Reflexões sobre o Cativeiro de Lutero

Aqui podemos fazer uma pausa e aprender uma lição útil. Como uma águia acorrentada, Lutero passa o dia todo no meio das sombrias florestas da Turíngia, meditando sombriamente sobre o estado degradado da igreja e do clero, e agitado violentamente quanto aos resultados da dieta de Worms, ao bem-estar de seus amigos e ao progresso da verdade. A corrente o fere; ele não a aceitou do Senhor; sua saúde sofre; ele passa noites inteiras sem dormir; as tendências melancólicas de sua mente aumentam, e ele imagina que é incessantemente atacado por Satanás. "Acredite em mim," escreve ele, "fui entregue a mil demônios de Satanás nesta solidão; e é muito mais fácil lutar contra demônios encarnados—ou seja, homens—do que contra espíritos malignos nos lugares elevados." Ele anseia por liberdade, e por estar na linha de frente da batalha; e, temendo ser acusado de abandonar o campo, exclamou: "Eu preferiria ser esticado sobre brasas do que ficar aqui meio morto." E toda a humanidade poderia dizer: "Uma crise chegou; os esforços ativos, os apelos irresistíveis de Lutero são mais necessários agora do que nunca; pois se o líder deste grande movimento for forçado a se retirar em um momento como este, a causa da verdade acabará por sofrer, e seus inimigos triunfarão." Mas, apesar de todo o raciocínio humano, o Mestre diz: "Não. Meus caminhos não são os seus caminhos, nem meus pensamentos os seus pensamentos. O cativeiro do Meu servo será a liberdade de milhões." E assim foi. Nenhum evento em sua história contribuiu tanto para enriquecer sua mente ou amadurecer suas opiniões sobre a natureza e extensão da reforma que a situação ao seu redor exigia quanto os livros que ele escreveu e as Escrituras que ele traduziu. Que possamos aprender a nos inclinar, bem satisfeitos, quando as ordens do Mestre são para ficarmos quietos, assim como quando Ele diz: Vá e sirva no campo para o qual Eu te chamei, e para o qual Eu te preparei. Moisés em Midiã, Paulo na Arábia e João em Patmos são lições divinas para todos os servos do Senhor.

Lutero em Wartburg

Capítulo 35 - Lutero: A Reforma na Alemanha (1521-1529 d.C.)
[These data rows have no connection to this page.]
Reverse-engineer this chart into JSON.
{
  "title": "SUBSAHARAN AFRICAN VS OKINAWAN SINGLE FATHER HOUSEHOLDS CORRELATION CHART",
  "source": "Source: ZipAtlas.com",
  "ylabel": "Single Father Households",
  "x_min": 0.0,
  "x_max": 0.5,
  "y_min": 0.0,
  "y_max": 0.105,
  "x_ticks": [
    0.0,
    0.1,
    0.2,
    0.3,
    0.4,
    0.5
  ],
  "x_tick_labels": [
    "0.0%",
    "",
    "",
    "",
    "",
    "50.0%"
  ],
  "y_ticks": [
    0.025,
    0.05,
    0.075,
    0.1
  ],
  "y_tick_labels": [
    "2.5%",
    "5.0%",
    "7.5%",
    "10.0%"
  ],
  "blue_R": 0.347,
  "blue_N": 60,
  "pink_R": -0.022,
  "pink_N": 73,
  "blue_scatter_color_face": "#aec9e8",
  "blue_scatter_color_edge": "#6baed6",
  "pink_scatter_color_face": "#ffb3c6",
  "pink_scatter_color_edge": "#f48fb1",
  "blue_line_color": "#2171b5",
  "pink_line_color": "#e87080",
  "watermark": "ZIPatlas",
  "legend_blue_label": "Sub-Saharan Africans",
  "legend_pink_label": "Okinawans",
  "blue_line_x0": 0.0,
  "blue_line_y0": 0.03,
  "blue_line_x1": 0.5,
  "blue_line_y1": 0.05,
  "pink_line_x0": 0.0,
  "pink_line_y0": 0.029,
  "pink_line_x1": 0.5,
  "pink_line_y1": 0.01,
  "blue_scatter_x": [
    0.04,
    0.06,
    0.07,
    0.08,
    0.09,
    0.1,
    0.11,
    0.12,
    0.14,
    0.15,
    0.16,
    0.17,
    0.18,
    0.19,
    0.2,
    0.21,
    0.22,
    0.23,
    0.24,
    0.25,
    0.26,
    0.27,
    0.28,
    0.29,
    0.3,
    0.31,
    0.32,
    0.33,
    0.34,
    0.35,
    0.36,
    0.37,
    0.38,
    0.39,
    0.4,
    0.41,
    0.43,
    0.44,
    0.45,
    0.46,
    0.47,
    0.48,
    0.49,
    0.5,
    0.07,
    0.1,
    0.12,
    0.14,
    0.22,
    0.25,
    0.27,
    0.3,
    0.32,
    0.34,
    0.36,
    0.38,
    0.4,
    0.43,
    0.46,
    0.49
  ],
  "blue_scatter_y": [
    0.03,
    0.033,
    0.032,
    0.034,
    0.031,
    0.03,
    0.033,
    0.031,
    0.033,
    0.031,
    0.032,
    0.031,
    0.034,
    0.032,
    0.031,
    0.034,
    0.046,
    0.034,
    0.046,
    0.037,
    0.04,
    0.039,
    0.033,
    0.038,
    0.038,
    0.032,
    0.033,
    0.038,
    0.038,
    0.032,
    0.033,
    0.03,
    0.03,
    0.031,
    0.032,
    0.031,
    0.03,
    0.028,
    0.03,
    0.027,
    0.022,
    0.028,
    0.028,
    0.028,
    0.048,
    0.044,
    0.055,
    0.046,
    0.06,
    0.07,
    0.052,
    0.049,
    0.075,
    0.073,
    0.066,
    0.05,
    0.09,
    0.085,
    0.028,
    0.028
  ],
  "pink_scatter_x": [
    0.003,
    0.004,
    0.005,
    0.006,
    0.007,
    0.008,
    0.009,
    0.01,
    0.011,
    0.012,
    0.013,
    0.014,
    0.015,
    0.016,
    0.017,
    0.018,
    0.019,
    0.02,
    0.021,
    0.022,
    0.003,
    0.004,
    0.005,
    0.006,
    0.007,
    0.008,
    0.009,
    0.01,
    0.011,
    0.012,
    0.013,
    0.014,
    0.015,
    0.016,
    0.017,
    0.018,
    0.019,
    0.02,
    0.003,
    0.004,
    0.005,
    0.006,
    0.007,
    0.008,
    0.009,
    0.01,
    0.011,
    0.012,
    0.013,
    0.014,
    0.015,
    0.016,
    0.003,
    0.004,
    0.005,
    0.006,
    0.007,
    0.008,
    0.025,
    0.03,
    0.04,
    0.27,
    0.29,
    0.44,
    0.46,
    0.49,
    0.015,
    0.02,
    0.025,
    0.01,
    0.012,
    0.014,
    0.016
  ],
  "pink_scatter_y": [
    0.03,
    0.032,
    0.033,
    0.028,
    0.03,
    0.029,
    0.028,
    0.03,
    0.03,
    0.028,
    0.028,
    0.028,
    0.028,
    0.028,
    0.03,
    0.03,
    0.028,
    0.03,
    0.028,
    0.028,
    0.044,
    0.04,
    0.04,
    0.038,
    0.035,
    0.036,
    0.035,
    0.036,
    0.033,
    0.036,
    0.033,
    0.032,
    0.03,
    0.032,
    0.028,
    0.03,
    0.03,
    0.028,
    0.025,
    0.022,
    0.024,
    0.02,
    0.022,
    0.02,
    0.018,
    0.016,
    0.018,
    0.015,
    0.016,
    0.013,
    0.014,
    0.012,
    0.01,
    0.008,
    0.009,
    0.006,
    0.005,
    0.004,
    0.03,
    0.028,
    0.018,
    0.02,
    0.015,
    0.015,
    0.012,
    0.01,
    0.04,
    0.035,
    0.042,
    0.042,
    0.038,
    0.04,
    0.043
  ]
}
A súbita e misteriosa desaparição de Lutero causou grande ansiedade entre seus amigos e triunfo entre seus inimigos. Os rumores mais extraordinários circulavam por todas as províncias, de modo que o nome, o caráter e as obras de Lutero eram agora discutidos com mais fervor do que nunca. No entanto, como o sigilo era essencial para sua segurança, tanto amigos quanto inimigos permaneceram por meses sem saber o local de seu esconderijo.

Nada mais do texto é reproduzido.